Ternate — Wakil Ketua Dewan Pimpinan Daerah (DPD) Gerakan Mahasiswa Nasional Indonesia (GMNI) Maluku Utara, M. Asrul, menegaskan bahwa tragedi berdarah yang terjadi di wilayah Halmahera Tengah (Halteng) dan Halmahera Timur (Haltim) tidak dapat dipahami secara sederhana sebagai konflik agama. Minggu, (5/4/2026)
Menurutnya, narasi yang berkembang di publik justru berpotensi menyesatkan dan menutupi akar persoalan yang jauh lebih kompleks dan bersifat struktural.
“Konflik ini bukan semata-mata soal agama atau etnis. Ini adalah manifestasi dari pertarungan kepentingan kekuasaan oligarkis yang secara sistematis mengorbankan rakyat, khususnya petani dan masyarakat adat,” tegas Asrul dalam keterangan tertulisnya.
Ia menjelaskan bahwa rangkaian kekerasan yang terjadi, mulai dari teror, intimidasi, hingga dugaan kriminalisasi terhadap masyarakat lokal, menunjukkan adanya pola yang tidak berdiri sendiri.
BACA JUGA: GMNI Bekasi Gelar Konfercab VII, Momentum Akhiri Polemik Dualisme dan Perkuat Regenerasi Kader
Menurutnya, situasi tersebut merupakan bagian dari skenario besar untuk melancarkan proyek perampasan ruang hidup masyarakat.
“Asrul menilai konflik horizontal kerap diproduksi atau setidaknya dibiarkan untuk mengalihkan perhatian publik dari kepentingan ekonomi-politik yang sedang berjalan di wilayah tersebut,” lanjutnya.
Lebih lanjut, ia menyoroti kondisi masyarakat adat, khususnya suku Tugutil, yang kerap menjadi pihak yang disalahkan dalam konflik.
Ia menyebut stigmatisasi terhadap kelompok tersebut sebagai bentuk ketidakadilan sekaligus bukti lemahnya perlindungan negara terhadap masyarakat rentan.
“Negara seharusnya hadir sebagai pelindung seluruh rakyat, bukan justru menjadi fasilitator kepentingan oligarki.

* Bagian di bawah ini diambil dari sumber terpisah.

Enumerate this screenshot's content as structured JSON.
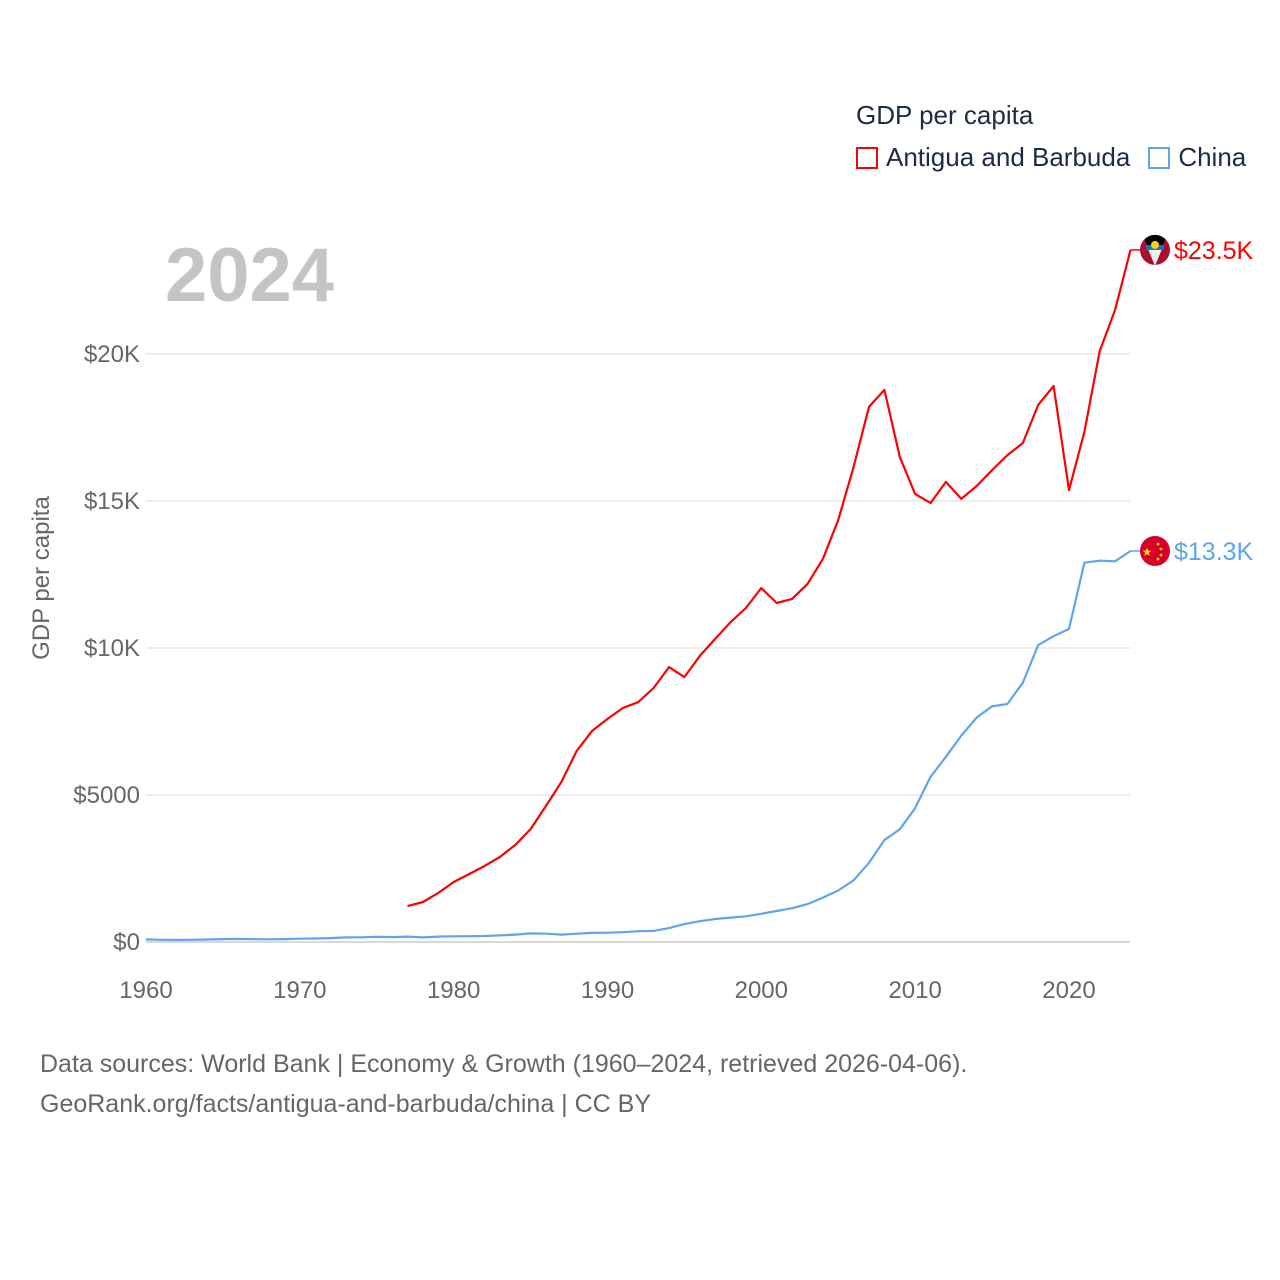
{
  "chart_data": {
    "type": "line",
    "title": "GDP per capita",
    "year_label": "2024",
    "ylabel": "GDP per capita",
    "xlabel": "",
    "xlim": [
      1960,
      2024
    ],
    "ylim": [
      0,
      23500
    ],
    "grid": true,
    "legend_placement": "top-right",
    "x_ticks": [
      {
        "value": 1960,
        "label": "1960"
      },
      {
        "value": 1970,
        "label": "1970"
      },
      {
        "value": 1980,
        "label": "1980"
      },
      {
        "value": 1990,
        "label": "1990"
      },
      {
        "value": 2000,
        "label": "2000"
      },
      {
        "value": 2010,
        "label": "2010"
      },
      {
        "value": 2020,
        "label": "2020"
      }
    ],
    "y_ticks": [
      {
        "value": 0,
        "label": "$0"
      },
      {
        "value": 5000,
        "label": "$5000"
      },
      {
        "value": 10000,
        "label": "$10K"
      },
      {
        "value": 15000,
        "label": "$15K"
      },
      {
        "value": 20000,
        "label": "$20K"
      }
    ],
    "series": [
      {
        "name": "Antigua and Barbuda",
        "color": "#ff0000",
        "flag": "antigua-and-barbuda-flag",
        "end_label": "$23.5K",
        "x": [
          1977,
          1978,
          1979,
          1980,
          1981,
          1982,
          1983,
          1984,
          1985,
          1986,
          1987,
          1988,
          1989,
          1990,
          1991,
          1992,
          1993,
          1994,
          1995,
          1996,
          1997,
          1998,
          1999,
          2000,
          2001,
          2002,
          2003,
          2004,
          2005,
          2006,
          2007,
          2008,
          2009,
          2010,
          2011,
          2012,
          2013,
          2014,
          2015,
          2016,
          2017,
          2018,
          2019,
          2020,
          2021,
          2022,
          2023,
          2024
        ],
        "values": [
          1220,
          1360,
          1670,
          2040,
          2310,
          2580,
          2890,
          3300,
          3840,
          4630,
          5440,
          6500,
          7180,
          7590,
          7960,
          8160,
          8640,
          9350,
          9010,
          9730,
          10310,
          10880,
          11360,
          12040,
          11530,
          11670,
          12180,
          13030,
          14350,
          16160,
          18200,
          18780,
          16500,
          15240,
          14930,
          15650,
          15070,
          15510,
          16050,
          16560,
          16970,
          18270,
          18910,
          15370,
          17350,
          20100,
          21500,
          23540
        ]
      },
      {
        "name": "China",
        "color": "#5ea5ee",
        "flag": "china-flag",
        "end_label": "$13.3K",
        "x": [
          1960,
          1961,
          1962,
          1963,
          1964,
          1965,
          1966,
          1967,
          1968,
          1969,
          1970,
          1971,
          1972,
          1973,
          1974,
          1975,
          1976,
          1977,
          1978,
          1979,
          1980,
          1981,
          1982,
          1983,
          1984,
          1985,
          1986,
          1987,
          1988,
          1989,
          1990,
          1991,
          1992,
          1993,
          1994,
          1995,
          1996,
          1997,
          1998,
          1999,
          2000,
          2001,
          2002,
          2003,
          2004,
          2005,
          2006,
          2007,
          2008,
          2009,
          2010,
          2011,
          2012,
          2013,
          2014,
          2015,
          2016,
          2017,
          2018,
          2019,
          2020,
          2021,
          2022,
          2023,
          2024
        ],
        "values": [
          89,
          76,
          70,
          74,
          85,
          98,
          104,
          96,
          91,
          100,
          113,
          119,
          132,
          157,
          160,
          178,
          165,
          185,
          156,
          183,
          195,
          197,
          203,
          225,
          250,
          294,
          282,
          251,
          284,
          311,
          318,
          333,
          366,
          377,
          473,
          610,
          709,
          782,
          829,
          873,
          959,
          1053,
          1149,
          1289,
          1509,
          1753,
          2099,
          2694,
          3468,
          3832,
          4550,
          5614,
          6301,
          7020,
          7636,
          8016,
          8094,
          8817,
          10100,
          10400,
          10650,
          12900,
          12970,
          12950,
          13300
        ]
      }
    ]
  },
  "footer": {
    "line1": "Data sources: World Bank | Economy & Growth (1960–2024, retrieved 2026-04-06).",
    "line2": "GeoRank.org/facts/antigua-and-barbuda/china | CC BY"
  }
}
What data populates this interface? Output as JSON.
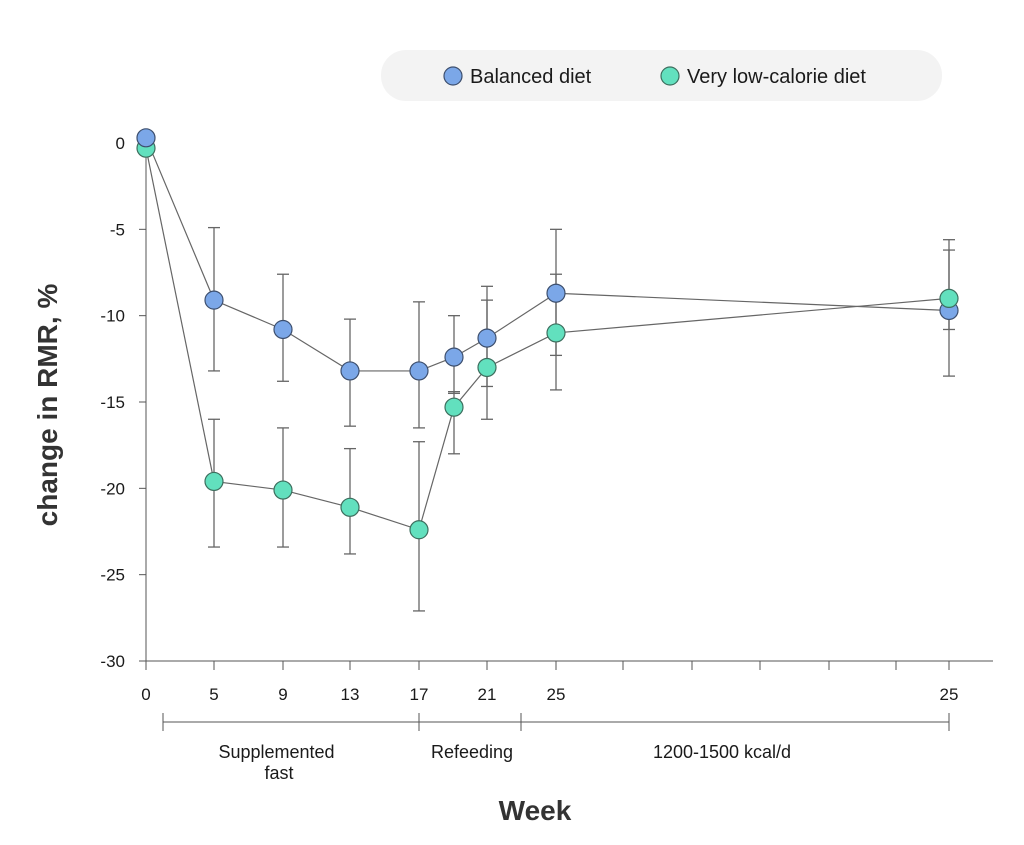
{
  "chart_data": {
    "type": "line",
    "title": "",
    "xlabel": "Week",
    "ylabel": "change in RMR, %",
    "ylim": [
      -30,
      0
    ],
    "yticks": [
      0,
      -5,
      -10,
      -15,
      -20,
      -25,
      -30
    ],
    "ytick_labels": [
      "0",
      "-5",
      "-10",
      "-15",
      "-20",
      "-25",
      "-30"
    ],
    "x_positions": [
      "0",
      "5",
      "9",
      "13",
      "17",
      "19",
      "21",
      "25",
      "25 (follow-up)"
    ],
    "xtick_labels": [
      "0",
      "5",
      "9",
      "13",
      "17",
      "21",
      "25",
      "25"
    ],
    "grid": false,
    "legend_position": "top-right",
    "phases": [
      {
        "label": "Supplemented fast"
      },
      {
        "label": "Refeeding"
      },
      {
        "label": "1200-1500 kcal/d"
      }
    ],
    "series": [
      {
        "name": "Balanced diet",
        "color": "#7BA7E8",
        "points": [
          {
            "week": "0",
            "value": 0.3,
            "err_low": null,
            "err_high": null
          },
          {
            "week": "5",
            "value": -9.1,
            "err_low": -13.2,
            "err_high": -4.9
          },
          {
            "week": "9",
            "value": -10.8,
            "err_low": -13.8,
            "err_high": -7.6
          },
          {
            "week": "13",
            "value": -13.2,
            "err_low": -16.4,
            "err_high": -10.2
          },
          {
            "week": "17",
            "value": -13.2,
            "err_low": -16.5,
            "err_high": -9.2
          },
          {
            "week": "19",
            "value": -12.4,
            "err_low": -14.5,
            "err_high": -10.0
          },
          {
            "week": "21",
            "value": -11.3,
            "err_low": -14.1,
            "err_high": -8.3
          },
          {
            "week": "25",
            "value": -8.7,
            "err_low": -12.3,
            "err_high": -5.0
          },
          {
            "week": "25 (follow-up)",
            "value": -9.7,
            "err_low": -13.5,
            "err_high": -6.2
          }
        ]
      },
      {
        "name": "Very low-calorie diet",
        "color": "#62E0BE",
        "points": [
          {
            "week": "0",
            "value": -0.3,
            "err_low": null,
            "err_high": null
          },
          {
            "week": "5",
            "value": -19.6,
            "err_low": -23.4,
            "err_high": -16.0
          },
          {
            "week": "9",
            "value": -20.1,
            "err_low": -23.4,
            "err_high": -16.5
          },
          {
            "week": "13",
            "value": -21.1,
            "err_low": -23.8,
            "err_high": -17.7
          },
          {
            "week": "17",
            "value": -22.4,
            "err_low": -27.1,
            "err_high": -17.3
          },
          {
            "week": "19",
            "value": -15.3,
            "err_low": -18.0,
            "err_high": -14.4
          },
          {
            "week": "21",
            "value": -13.0,
            "err_low": -16.0,
            "err_high": -9.1
          },
          {
            "week": "25",
            "value": -11.0,
            "err_low": -14.3,
            "err_high": -7.6
          },
          {
            "week": "25 (follow-up)",
            "value": -9.0,
            "err_low": -10.8,
            "err_high": -5.6
          }
        ]
      }
    ]
  }
}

Ketika konflik dibiarkan tanpa penyelesaian yang adil dan transparan, maka yang terjadi adalah reproduksi kekerasan,” ujarnya.
Asrul juga menilai bahwa kondisi ini tidak hanya mencerminkan persoalan keamanan semata, tetapi telah berkembang menjadi krisis keadilan sosial yang serius.

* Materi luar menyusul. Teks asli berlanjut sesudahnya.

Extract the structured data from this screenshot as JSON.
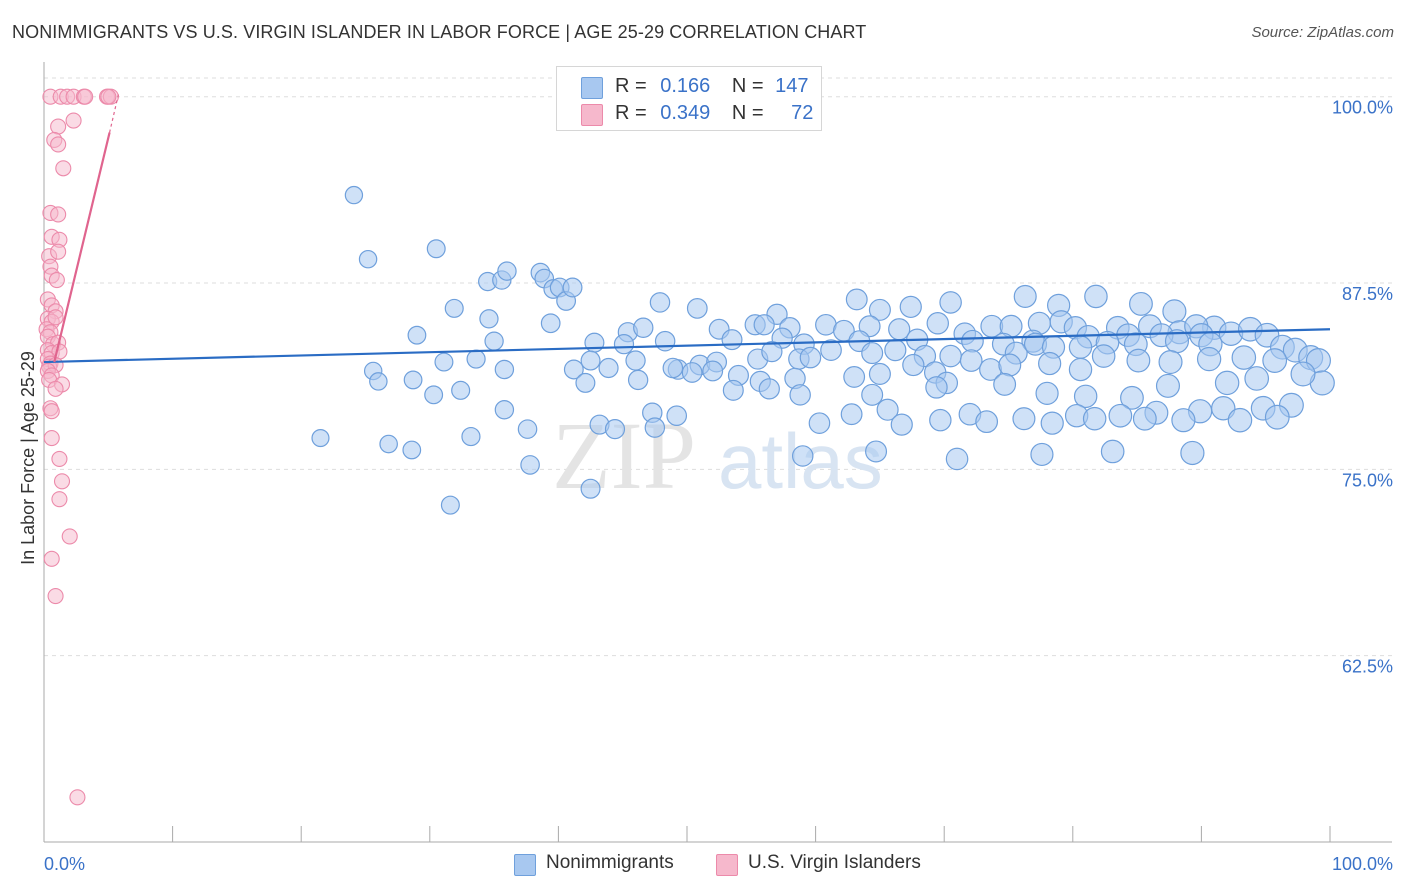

Oleh karena itu, GMNI Maluku Utara mengajak seluruh elemen masyarakat untuk tidak terjebak pada narasi yang menyederhanakan konflik sebagai persoalan agama atau etnis.
Ia menekankan pentingnya kesadaran kritis dalam melihat adanya kepentingan besar di balik konflik tersebut.
“Kita harus berani membongkar narasi sesat yang berkembang. Ada kepentingan besar yang mengorbankan manusia demi akumulasi kapital. Tanpa keberpihakan pada rakyat, tragedi serupa akan terus berulang,” pungkasnya.